The Department of Corrections admitted a series of errors surrounded three brutal beatings dished out to Matt Te Hira in his cell by Black Power gang members on March 8, 2008, in the report obtained by the Northern Advocate newspaper under the Official Information Act.
Te Hira spent weeks in hospital after the beatings and has been left with permanent injuries.
Before the attack he told a prison guard he feared for his safety because of gang members in his cell block, but the guard passed those fears on to his superiors only after the attack, the report found.
It also said staff did not carry out muster checks, a guard spending most of the shift in a control room rather than patrolling the unit and the unit log was falsified to show the time between dinner and lock up was 15 minutes, rather than 25.
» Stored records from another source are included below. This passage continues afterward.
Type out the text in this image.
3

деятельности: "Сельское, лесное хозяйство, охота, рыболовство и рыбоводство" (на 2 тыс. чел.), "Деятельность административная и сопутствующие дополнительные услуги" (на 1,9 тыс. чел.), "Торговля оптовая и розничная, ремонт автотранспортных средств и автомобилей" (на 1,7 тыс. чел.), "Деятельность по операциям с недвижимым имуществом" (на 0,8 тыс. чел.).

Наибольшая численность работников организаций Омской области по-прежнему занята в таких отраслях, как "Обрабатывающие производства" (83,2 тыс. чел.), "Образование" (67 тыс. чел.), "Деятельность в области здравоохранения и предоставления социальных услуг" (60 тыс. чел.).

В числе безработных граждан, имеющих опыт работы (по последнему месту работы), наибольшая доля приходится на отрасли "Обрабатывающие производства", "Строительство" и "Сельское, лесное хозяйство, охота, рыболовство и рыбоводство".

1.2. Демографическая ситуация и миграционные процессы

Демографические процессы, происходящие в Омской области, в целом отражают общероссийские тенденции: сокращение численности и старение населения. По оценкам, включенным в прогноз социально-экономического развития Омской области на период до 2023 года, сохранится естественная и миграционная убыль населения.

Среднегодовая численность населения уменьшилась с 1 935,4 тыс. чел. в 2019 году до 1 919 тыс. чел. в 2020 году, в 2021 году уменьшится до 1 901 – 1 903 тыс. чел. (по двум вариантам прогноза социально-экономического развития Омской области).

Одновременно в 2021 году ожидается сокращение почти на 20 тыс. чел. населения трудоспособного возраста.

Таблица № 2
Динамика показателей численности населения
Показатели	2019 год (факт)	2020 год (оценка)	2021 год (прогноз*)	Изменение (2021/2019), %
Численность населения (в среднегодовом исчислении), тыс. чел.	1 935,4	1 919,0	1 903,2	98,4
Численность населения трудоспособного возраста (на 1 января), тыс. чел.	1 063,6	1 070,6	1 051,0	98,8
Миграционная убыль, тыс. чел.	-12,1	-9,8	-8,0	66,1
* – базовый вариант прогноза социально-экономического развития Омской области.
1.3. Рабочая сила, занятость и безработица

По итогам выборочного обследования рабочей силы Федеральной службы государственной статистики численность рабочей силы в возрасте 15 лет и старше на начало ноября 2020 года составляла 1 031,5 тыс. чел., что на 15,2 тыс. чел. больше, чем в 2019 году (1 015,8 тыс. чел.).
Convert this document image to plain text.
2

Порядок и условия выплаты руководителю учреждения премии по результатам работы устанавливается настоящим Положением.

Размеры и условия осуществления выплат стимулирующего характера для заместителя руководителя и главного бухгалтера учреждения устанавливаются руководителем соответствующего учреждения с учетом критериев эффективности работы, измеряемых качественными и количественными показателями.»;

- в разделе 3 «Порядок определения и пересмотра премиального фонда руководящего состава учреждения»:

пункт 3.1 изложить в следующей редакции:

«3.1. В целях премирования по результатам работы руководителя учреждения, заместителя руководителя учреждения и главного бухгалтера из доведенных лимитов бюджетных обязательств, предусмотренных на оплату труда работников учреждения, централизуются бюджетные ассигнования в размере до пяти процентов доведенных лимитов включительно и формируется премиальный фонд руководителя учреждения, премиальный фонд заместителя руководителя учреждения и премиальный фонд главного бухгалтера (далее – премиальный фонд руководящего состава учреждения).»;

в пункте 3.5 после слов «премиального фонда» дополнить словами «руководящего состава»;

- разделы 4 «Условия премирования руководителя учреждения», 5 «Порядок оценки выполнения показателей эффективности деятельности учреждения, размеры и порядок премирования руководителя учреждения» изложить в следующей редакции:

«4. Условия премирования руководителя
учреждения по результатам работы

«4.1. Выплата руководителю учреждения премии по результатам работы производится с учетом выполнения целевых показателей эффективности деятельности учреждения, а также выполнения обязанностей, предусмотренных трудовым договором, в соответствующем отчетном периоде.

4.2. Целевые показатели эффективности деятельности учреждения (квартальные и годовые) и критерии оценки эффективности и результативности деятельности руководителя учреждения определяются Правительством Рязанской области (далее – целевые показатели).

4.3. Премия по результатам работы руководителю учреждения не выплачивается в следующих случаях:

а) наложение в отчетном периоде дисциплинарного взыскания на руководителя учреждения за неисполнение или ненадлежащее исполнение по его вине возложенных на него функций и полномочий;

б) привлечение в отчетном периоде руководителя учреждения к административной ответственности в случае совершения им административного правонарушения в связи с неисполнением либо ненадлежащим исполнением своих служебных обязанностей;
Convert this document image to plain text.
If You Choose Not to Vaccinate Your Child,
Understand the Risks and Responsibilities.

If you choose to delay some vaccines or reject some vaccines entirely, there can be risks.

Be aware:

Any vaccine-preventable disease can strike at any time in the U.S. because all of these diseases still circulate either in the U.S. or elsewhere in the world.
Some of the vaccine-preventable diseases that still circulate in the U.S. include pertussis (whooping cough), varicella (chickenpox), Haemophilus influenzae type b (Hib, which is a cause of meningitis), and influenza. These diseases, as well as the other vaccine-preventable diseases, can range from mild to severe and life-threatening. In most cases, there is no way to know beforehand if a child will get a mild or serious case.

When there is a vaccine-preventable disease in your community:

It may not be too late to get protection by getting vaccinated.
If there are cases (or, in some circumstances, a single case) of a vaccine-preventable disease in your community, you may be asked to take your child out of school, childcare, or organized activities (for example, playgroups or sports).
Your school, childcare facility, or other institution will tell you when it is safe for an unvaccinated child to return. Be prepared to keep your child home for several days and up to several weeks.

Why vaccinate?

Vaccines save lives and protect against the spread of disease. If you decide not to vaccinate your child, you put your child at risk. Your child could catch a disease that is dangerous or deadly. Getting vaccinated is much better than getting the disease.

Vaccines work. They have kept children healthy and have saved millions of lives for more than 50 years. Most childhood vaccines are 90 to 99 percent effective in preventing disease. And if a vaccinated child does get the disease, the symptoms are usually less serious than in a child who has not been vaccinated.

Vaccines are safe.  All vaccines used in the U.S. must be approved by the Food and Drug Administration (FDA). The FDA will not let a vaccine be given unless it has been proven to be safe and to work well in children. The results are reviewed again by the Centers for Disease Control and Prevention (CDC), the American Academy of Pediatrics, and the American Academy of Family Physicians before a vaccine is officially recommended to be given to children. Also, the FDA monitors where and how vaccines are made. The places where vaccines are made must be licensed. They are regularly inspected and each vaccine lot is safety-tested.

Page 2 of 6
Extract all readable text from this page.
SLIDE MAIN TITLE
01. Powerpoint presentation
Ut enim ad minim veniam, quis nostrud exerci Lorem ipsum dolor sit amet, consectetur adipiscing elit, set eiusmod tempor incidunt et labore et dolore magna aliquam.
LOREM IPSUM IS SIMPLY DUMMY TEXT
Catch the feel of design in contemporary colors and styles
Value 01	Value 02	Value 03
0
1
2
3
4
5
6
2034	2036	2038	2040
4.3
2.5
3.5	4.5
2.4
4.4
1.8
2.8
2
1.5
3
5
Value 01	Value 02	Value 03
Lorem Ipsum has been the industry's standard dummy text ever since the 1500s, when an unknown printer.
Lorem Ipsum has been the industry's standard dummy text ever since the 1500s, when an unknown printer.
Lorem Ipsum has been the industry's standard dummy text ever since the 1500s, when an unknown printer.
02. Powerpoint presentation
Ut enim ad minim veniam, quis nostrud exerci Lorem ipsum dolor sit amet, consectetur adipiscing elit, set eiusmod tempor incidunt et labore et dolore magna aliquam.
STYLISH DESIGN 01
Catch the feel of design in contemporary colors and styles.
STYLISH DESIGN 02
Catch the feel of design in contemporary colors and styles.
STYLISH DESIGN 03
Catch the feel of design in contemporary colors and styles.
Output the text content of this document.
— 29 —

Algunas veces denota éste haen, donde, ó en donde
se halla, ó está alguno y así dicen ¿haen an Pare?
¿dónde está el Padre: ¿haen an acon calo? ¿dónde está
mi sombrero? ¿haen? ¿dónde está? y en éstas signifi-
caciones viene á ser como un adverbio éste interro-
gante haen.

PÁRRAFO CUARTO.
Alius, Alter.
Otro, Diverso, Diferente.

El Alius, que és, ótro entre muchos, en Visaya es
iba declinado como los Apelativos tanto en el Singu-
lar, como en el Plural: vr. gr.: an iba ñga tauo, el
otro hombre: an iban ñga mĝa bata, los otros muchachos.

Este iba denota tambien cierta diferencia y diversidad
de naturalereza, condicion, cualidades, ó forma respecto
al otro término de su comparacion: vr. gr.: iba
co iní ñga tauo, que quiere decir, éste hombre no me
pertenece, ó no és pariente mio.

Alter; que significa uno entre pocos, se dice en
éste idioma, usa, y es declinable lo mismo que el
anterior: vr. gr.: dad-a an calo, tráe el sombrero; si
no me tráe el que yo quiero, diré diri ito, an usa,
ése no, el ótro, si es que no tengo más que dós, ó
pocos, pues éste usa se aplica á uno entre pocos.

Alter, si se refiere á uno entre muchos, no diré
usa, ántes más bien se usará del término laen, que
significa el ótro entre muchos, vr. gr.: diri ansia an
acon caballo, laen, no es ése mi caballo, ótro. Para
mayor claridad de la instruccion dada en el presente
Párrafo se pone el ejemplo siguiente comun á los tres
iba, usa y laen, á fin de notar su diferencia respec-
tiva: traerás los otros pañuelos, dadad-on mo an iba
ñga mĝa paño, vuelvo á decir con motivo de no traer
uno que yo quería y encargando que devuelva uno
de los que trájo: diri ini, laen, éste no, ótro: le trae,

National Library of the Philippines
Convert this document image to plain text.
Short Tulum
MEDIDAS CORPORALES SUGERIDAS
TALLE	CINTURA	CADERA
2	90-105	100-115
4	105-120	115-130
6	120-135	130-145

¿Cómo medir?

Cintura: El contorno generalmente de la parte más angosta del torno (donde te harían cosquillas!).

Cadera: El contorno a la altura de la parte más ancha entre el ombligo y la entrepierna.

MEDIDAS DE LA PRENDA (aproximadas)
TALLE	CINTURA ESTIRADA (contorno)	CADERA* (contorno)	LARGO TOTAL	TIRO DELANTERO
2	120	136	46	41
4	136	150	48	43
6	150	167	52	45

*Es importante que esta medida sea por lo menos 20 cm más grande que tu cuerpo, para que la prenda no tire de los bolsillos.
Staff who found Te Hira also did not respond appropriately to ensure he received urgent medical attention.
Corrections said the performance of some staff involved had been addressed, but would not say how.
A number of actions had been taken since the attack, including new management checks to ensure staff were completing tasks to the required standard; monitoring CCTV footage on a daily basis and managers attending different units to witness prisoner checks.
A new role was created to respond to all incidents and provide immediate leadership. Incident management training had been carried out for the management team.
The prison manager had ensured staff were adhering to national policies and procedures, Corrections said.